Ostlund followed that up with 2017's middling art world satire The Square, but he's back in top form with Triangle of Sadness, which focuses on some rich characters on a luxury cruise that goes sideways, literally. The film won the Palme d'Or at the Cannes Film Festival, making Ostlund one of the very few directors to take the Palme twice (The Square won it as well.)

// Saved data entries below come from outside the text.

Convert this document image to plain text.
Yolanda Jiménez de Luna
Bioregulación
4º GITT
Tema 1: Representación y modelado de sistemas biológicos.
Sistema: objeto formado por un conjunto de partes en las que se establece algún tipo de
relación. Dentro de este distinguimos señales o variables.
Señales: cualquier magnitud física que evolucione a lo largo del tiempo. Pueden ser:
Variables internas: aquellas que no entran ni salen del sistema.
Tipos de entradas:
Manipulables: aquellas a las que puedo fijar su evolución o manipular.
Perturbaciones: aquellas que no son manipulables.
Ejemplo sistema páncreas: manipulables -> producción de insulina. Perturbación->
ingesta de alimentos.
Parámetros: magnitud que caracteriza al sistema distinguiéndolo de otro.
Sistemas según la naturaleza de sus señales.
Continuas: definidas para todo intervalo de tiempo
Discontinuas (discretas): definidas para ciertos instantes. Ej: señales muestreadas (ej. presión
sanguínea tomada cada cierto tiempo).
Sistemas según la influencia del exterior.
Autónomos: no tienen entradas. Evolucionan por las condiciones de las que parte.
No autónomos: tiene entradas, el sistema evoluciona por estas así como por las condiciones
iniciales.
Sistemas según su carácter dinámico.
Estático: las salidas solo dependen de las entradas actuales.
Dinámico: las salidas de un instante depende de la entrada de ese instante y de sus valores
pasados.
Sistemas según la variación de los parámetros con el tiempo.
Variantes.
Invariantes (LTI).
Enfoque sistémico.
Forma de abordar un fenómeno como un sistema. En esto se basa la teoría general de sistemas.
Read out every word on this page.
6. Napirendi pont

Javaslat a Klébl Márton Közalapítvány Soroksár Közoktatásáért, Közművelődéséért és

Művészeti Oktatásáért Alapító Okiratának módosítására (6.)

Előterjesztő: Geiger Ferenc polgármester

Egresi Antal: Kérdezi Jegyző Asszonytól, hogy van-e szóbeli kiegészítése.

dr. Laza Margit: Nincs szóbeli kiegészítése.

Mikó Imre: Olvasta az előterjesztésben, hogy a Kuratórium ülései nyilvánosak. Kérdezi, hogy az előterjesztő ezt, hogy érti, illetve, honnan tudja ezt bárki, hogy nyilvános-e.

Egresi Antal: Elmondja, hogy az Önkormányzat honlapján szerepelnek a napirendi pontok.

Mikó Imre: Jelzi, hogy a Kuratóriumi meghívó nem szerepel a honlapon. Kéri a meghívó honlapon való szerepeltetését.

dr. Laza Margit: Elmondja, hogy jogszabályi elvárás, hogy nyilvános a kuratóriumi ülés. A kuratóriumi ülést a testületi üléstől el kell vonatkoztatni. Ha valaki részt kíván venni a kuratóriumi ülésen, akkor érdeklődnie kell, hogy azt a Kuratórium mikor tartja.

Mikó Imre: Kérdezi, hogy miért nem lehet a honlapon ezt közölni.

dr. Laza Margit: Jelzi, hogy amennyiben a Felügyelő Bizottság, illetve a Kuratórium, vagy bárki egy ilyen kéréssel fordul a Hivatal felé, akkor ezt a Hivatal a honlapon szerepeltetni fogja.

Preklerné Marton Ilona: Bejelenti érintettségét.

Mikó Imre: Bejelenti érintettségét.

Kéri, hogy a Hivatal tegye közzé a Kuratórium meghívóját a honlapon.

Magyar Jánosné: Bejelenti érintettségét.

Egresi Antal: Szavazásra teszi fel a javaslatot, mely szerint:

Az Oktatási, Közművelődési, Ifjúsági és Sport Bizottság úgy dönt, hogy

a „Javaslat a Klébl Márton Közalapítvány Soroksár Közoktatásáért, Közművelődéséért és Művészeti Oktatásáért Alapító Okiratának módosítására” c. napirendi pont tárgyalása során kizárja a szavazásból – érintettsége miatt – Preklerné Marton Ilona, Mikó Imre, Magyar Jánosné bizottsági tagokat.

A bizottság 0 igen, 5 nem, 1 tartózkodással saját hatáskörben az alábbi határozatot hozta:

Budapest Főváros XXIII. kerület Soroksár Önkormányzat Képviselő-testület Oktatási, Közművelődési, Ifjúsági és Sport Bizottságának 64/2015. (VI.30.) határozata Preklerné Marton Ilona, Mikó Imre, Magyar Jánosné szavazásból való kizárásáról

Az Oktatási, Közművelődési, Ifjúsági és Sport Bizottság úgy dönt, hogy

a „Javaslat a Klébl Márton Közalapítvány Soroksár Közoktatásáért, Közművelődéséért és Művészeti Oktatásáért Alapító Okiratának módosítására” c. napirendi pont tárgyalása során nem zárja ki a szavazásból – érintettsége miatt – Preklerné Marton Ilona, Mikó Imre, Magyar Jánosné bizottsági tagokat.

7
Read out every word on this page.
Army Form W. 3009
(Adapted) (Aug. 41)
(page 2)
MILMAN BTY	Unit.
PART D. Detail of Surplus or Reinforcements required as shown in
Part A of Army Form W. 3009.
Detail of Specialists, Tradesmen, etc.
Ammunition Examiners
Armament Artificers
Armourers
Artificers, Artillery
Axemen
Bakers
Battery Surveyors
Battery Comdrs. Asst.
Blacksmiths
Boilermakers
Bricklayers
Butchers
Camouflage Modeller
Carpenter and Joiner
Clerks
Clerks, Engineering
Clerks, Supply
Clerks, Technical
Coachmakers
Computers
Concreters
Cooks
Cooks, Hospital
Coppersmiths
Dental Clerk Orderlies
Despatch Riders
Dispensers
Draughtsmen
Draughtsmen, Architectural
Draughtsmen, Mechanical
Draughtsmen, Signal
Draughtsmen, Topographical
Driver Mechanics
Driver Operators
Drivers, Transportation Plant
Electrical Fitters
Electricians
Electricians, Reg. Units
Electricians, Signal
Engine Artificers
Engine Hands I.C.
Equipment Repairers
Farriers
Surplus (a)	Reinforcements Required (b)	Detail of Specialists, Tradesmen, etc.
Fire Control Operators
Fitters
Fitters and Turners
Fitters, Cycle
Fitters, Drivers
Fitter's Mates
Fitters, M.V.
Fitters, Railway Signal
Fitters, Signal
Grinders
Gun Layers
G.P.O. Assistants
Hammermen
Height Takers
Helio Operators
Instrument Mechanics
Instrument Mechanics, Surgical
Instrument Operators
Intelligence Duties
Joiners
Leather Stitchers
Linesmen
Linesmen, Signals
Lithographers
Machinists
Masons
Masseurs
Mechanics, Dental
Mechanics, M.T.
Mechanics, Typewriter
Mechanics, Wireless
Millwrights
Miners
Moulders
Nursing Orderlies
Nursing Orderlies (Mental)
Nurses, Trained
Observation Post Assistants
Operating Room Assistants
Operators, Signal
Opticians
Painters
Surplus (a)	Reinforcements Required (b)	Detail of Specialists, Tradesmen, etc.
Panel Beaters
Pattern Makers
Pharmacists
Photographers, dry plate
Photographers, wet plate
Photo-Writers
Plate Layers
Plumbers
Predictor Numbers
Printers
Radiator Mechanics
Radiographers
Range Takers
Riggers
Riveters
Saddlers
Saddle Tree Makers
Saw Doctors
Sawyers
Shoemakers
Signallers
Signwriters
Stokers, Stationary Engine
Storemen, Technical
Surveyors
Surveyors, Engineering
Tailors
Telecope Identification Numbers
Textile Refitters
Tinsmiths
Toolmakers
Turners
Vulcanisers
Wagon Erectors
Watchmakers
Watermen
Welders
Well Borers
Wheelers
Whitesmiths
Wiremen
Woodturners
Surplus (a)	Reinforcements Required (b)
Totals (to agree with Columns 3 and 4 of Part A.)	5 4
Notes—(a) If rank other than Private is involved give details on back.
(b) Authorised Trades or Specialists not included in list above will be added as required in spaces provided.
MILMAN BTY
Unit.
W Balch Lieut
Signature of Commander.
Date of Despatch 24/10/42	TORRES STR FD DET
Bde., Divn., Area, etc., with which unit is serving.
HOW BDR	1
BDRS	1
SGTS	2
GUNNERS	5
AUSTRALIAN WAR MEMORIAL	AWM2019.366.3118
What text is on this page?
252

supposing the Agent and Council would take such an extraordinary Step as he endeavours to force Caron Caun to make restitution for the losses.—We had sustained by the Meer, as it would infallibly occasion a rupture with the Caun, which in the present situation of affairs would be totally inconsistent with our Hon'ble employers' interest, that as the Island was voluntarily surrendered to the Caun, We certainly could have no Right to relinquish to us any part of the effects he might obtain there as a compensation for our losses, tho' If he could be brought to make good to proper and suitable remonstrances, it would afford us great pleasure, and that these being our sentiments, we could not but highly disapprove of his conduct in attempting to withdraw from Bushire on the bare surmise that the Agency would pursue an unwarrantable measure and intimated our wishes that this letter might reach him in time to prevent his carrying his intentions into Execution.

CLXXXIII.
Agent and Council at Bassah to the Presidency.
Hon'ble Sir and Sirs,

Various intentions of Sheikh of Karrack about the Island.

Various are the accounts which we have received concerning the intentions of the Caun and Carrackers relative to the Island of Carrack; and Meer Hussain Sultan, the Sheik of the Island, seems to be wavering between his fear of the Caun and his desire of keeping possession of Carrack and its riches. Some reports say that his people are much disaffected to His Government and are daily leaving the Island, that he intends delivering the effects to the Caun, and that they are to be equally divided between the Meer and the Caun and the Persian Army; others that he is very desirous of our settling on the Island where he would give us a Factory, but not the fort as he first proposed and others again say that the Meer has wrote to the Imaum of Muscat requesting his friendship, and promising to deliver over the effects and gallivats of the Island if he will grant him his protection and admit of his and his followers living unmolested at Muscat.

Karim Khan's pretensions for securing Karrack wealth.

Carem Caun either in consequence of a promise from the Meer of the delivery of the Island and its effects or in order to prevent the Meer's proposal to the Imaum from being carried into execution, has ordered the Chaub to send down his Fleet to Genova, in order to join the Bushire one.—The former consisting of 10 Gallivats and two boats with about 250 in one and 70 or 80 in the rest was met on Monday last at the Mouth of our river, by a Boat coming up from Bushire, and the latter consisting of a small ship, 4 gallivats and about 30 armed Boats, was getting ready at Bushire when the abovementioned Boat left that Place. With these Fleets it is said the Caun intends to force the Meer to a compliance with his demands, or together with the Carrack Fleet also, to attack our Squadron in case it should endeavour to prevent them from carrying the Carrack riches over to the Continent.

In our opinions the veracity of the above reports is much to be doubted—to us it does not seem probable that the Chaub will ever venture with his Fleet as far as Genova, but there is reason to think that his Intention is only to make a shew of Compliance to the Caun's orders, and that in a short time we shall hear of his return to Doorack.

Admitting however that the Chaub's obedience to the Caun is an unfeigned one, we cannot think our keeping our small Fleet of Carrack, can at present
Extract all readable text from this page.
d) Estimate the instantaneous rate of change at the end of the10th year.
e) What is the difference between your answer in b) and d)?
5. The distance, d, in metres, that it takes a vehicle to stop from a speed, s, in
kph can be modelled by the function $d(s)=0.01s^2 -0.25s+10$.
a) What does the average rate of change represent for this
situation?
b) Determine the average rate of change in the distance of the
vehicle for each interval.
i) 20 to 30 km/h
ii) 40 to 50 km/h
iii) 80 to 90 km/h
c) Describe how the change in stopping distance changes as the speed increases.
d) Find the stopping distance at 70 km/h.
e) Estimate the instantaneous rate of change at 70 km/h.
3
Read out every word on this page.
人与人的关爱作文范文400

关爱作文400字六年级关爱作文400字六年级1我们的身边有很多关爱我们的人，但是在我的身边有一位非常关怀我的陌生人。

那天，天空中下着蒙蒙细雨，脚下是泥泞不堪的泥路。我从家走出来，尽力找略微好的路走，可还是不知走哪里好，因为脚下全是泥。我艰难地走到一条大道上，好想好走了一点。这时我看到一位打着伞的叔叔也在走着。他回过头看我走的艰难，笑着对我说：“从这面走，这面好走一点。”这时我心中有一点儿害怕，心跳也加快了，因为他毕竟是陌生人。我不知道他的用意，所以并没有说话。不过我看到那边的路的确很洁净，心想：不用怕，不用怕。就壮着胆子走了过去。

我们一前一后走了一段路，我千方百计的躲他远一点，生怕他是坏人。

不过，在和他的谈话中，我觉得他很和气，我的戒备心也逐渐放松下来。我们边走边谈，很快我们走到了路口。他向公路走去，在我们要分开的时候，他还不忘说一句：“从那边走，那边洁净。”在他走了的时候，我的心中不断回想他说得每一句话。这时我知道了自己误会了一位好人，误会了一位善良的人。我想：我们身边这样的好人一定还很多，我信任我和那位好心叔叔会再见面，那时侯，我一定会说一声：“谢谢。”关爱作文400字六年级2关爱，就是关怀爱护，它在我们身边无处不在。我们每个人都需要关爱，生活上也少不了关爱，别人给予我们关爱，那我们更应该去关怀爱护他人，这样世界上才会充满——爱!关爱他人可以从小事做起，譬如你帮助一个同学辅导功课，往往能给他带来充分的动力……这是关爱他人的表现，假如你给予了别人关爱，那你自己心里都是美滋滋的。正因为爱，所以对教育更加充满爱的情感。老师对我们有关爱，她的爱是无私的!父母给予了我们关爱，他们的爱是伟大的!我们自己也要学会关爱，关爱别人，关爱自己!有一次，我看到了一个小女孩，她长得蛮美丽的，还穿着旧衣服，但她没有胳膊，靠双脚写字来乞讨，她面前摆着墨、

Triangle of Sadness features a great conceit, fantastic set pieces, and some fine character work. Its best scene features a drunken debate between a Russian capitalist and an American socialist, which I'm sad Christopher Hitchens didn't live long enough to see. While the cruise sequence is the film’s centerpiece, there are also strong first and third acts. The film opens by introducing us to Carl and Yaya (Harris Dickinson and Charlbi Dean), who are both fashion industry stars, although Yaya is the much more successful (and richer) of the two. We see them bickering about who should pay for dinner, among other tense aspects of their relationship. Dean, very affecting in the role, passed away suddenly after the movie was filmed.
They're invited onto the cruise, along with an eclectic group of people who made lots of money from different non-traditional places. Dimitry (Zlatko Burić) is a boisterous, side-burned Russian oligarch who made his money from “selling shit” (fertilizer). One seemingly kindly couple are actually arms dealers. It's clear they're all various degrees of repugnant assholes.
Dimitry winds up, in the film's best scene, in a fierce and drunken debate about capitalism and communism with the ship's captain (Woody Harrelson), as everything goes to hell all around them. There are people crashing into cruise ship walls, and plenty of vomit. Many local screenings held last week of Triangle of Sadness passed out air sickness bags, although they were likely more for social media shares than actual use.
I'm not usually the biggest fan of bodily-fluid-based comedy and don't particularly miss the late-1990s era when it was at its height, Ostlund does it in style. In the third act, meanwhile, the film turns into Lord of the Flies, with a background character (Dolly De Leon) effectively taking over both the group and the film. Some reviewers have grumbled about this part, and while it won’t be remembered as much as the cruise ship sequence, I thought it made its point well, and the movie ends on a perfect note.